Thanks for your answer.

Have you noticed that the result of the forth line just equals to 1/3 - 4 EulerGamma + Log[16] ?

How I find this?Using the following code.

Integrate[x^3*BesselK[2, x] BesselK[2, x], {x, m, Infinity}]/ Log[m] /. m -> 10^-16 // N

the answer is (-4.02163).(Of cousre,if you change 10^-16 to 10^-64,you'll get -4.00541).

It shows that the integral and Log[m] are infinites of the same order when m=0.

I'm a rookie on this.I'm wondering that "GenerateConditions -> False" can eliminate the divergent terms automatically.I do not know.

For further check.I have do the integral of x,x^2,x^-1,Log[x],and so on,which are obviously divergent. But "GenerateConditions -> False" makes them equal to zero.

Integrate[x, {x, 0, Infinity},GenerateConditions -> False]

Thanks again.

There is a pole at x=0 (the integrand is infinity at 0)

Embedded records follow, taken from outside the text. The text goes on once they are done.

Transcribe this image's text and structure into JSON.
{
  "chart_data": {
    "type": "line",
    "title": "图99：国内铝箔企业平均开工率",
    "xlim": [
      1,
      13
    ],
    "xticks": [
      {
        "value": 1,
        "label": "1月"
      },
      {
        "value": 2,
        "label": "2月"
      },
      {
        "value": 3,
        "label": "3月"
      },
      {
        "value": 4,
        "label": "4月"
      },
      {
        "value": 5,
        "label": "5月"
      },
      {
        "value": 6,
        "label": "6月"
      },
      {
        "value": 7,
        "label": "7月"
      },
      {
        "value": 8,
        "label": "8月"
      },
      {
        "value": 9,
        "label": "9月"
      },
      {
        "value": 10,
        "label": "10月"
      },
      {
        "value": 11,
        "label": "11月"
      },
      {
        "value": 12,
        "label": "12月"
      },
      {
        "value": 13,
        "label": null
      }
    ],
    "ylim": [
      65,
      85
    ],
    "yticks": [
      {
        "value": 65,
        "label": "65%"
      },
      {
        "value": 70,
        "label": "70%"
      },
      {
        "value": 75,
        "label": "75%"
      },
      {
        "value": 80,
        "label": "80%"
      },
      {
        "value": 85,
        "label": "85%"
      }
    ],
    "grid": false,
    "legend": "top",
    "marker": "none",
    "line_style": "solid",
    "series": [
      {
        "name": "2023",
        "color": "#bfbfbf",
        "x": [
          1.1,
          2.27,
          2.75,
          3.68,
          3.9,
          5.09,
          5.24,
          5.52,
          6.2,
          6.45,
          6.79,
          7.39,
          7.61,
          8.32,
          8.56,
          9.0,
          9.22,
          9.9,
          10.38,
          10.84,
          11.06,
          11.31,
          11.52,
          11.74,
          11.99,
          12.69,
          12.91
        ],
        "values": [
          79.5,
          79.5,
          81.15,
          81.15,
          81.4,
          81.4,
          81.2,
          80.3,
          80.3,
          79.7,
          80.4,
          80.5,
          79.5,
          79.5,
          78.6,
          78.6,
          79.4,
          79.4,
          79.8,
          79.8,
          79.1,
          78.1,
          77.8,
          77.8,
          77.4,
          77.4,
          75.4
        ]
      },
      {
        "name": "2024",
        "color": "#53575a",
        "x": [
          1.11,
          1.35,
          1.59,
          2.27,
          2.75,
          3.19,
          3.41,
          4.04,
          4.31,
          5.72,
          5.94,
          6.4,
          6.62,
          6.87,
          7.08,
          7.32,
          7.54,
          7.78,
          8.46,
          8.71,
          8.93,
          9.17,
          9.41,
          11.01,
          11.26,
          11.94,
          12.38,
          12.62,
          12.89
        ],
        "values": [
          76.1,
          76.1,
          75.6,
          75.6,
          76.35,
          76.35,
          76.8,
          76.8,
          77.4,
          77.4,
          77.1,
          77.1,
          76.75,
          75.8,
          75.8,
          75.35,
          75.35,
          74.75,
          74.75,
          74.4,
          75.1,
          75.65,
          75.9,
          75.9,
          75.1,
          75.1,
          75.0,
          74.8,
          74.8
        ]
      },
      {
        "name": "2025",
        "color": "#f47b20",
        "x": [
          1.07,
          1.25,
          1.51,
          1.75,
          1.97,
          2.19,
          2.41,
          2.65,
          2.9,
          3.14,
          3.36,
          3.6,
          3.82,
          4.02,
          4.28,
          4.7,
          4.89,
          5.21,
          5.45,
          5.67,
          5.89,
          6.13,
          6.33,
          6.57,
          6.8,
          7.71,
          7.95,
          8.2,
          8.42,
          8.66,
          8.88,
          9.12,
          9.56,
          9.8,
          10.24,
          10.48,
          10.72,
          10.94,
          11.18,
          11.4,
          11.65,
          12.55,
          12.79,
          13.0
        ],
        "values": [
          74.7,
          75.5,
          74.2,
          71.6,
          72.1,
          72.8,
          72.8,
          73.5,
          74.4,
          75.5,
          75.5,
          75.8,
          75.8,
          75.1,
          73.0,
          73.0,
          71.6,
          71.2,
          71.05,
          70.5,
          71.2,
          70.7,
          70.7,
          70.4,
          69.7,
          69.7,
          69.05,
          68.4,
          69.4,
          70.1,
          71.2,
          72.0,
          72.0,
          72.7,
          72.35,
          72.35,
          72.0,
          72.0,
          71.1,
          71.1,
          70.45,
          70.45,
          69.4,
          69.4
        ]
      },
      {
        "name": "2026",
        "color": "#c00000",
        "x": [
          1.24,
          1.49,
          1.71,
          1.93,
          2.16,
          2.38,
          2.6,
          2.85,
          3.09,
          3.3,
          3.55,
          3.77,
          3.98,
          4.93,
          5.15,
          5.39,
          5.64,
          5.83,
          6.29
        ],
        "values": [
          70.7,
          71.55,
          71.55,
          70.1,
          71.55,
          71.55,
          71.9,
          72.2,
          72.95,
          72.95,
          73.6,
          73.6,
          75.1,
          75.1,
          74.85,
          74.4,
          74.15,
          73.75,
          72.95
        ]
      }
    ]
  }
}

    Limit[x^3*BesselK[2, x] BesselK[2, x], x -> 0]
    (*infinity*)

You can also see this by writing

Clear[a]
Integrate[x^3*BesselK[2, x] BesselK[2, x], {x, a, Infinity}]

Notice the Re[a]>0 in the above.

Now, why GenerateConditions -> False made it work? I do not know. I think this is a bug. But I am no expert on this. I do not think the value generated is even correct. Compare

Integrate[x^3*BesselK[2, x] BesselK[2, x], {x, 0, Infinity}, GenerateConditions -> False] // N
(*.797059*)

to

    Integrate[x^3*BesselK[2, x] BesselK[2, x], {x, 10^(-64), Infinity}] // N
    (*590.259*)

Compare also what happens when using PrincipalValue -> True which tells it to ignore the simple pole at x=0

       Integrate[x^3*BesselK[2, x] BesselK[2, x], {x, 0, Infinity}, PrincipalValue -> True]

it returns unevaluated. So I have no idea where this result

        Integrate[x^3*BesselK[2, x] BesselK[2, x], {x, 0, Infinity}, GenerateConditions -> False]
        (*1/3 - 4 EulerGamma + Log[16]*)

came from.